A ex-parlamentar citou ainda outros incidentes envolvendo assédio sexual por parte de seus superiores durante o período em que serviu no Ministério das Relações Exteriores. Ela também desmentiu, mais uma vez, rumores que persistiram ao longo dos anos sobre um suposto relacionamento afetivo com Peres.
“O que mais me incomodava era que, Deus me livre, eles pensassem que eu devia algum favor a ele, que ele era meu padrinho e que, por causa dele, eu estava progredindo na vida”, disse.
A denúncia de Avital traz características que, em geral, estão presentes nos relatos de outras vítimas de assédio sexual.

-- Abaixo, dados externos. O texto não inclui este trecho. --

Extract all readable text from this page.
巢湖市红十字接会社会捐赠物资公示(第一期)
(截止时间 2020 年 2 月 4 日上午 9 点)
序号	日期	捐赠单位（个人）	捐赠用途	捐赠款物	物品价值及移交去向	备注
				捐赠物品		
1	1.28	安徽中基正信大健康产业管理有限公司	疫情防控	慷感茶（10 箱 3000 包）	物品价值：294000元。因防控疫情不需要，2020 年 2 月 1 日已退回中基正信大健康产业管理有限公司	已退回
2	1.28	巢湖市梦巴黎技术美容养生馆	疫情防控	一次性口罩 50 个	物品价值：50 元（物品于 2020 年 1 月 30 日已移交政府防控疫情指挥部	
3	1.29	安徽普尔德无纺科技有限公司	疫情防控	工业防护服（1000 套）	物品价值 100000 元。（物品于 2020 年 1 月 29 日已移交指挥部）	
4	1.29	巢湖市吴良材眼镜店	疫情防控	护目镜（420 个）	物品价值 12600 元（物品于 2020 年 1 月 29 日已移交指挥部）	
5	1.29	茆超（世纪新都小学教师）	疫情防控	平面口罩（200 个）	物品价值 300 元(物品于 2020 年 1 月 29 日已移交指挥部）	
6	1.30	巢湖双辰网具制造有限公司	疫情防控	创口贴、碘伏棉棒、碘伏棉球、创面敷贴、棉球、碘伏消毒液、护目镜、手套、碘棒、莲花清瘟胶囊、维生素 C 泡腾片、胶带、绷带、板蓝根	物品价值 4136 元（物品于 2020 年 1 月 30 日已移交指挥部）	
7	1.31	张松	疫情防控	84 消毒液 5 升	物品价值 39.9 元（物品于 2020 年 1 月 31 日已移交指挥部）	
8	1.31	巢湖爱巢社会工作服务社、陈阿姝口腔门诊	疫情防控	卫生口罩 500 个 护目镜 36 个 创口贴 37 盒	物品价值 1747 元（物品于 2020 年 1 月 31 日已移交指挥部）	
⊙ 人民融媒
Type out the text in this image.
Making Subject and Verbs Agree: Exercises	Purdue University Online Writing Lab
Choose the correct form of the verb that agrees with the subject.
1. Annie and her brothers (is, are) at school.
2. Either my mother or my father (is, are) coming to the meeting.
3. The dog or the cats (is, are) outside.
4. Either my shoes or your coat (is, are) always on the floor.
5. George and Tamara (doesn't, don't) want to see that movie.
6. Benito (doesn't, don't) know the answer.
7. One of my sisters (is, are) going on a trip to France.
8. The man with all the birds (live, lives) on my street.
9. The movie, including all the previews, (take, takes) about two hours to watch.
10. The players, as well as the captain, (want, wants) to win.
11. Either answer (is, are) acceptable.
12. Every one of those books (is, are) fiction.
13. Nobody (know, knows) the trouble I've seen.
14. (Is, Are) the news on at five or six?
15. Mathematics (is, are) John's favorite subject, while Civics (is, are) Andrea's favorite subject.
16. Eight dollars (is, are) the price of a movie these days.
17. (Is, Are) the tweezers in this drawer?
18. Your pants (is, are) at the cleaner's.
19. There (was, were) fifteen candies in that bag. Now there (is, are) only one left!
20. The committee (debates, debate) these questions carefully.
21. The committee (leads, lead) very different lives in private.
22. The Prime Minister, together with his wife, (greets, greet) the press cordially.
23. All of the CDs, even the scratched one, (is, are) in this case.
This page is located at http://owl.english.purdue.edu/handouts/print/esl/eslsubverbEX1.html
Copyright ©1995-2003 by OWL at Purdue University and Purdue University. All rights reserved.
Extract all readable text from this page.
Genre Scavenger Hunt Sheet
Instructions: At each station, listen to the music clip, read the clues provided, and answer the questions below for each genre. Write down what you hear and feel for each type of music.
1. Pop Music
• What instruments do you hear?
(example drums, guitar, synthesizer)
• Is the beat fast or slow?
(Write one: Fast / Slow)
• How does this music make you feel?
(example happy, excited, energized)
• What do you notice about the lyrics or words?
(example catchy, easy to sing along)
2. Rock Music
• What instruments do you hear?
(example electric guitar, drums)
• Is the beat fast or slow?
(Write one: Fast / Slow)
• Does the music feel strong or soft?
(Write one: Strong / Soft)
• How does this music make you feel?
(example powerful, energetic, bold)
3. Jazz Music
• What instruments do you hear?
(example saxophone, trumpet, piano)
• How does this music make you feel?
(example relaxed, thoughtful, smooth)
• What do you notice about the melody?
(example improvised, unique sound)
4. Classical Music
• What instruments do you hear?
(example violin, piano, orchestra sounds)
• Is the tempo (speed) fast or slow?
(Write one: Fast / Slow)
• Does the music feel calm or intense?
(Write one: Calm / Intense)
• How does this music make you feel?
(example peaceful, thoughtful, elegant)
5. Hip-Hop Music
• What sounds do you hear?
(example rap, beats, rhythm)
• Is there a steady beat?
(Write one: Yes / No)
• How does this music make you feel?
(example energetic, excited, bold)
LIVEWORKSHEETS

Há, por exemplo, o medo de que as acusações sejam recebidas com descrédito, os questionamentos sobre o tempo de espera para tornar a denúncia um caso público e, especialmente em ambientes tradicionalmente masculinos, como a política, o temor de que o sucesso de uma mulher seja condicionado a supostos favores sexuais ou relacionamentos com homens em posições de poder.
Embora o legado de Shimon Peres não seja uma unanimidade em Israel, ele se tornou ao longo dos anos uma das figuras políticas mais populares do país, não apenas pelos cargos que ocupou em diferentes esferas do Estado israelense mas pelo papel que desempenhou em episódios como os Acordos de Oslo. O tratado, assinado em 1993, celebrava a pacificação entre israelenses e palestinos e rendeu a Peres, Rabin e a Yasser Arafat o Nobel da Paz no ano seguinte.
Apesar de ter discursado ao redor do mundo como um baluarte da coexistência entre palestinos e israelenses, Peres também é considerado um dos mentores da campanha militar do Sinai, em 1956, e o idealizador da política de assentamentos que, ainda hoje, é apontada como um dos principais entraves à paz no Oriente Médio.
Em entrevista concedida ao jornal Folha de S.Paulo, em outubro de 2013, Peres insistiu que, apesar da idade (90 anos, à época), não cederia ao pessimismo daqueles que acreditam não ser possível estabelecer a paz na região. Havia, para o então presidente israelense, duas questões em que se deve fechar os olhos e se entregar. “O amor e a paz”, afirmou à reportagem. Três anos depois, ele morreu em um Estado ainda em conflito.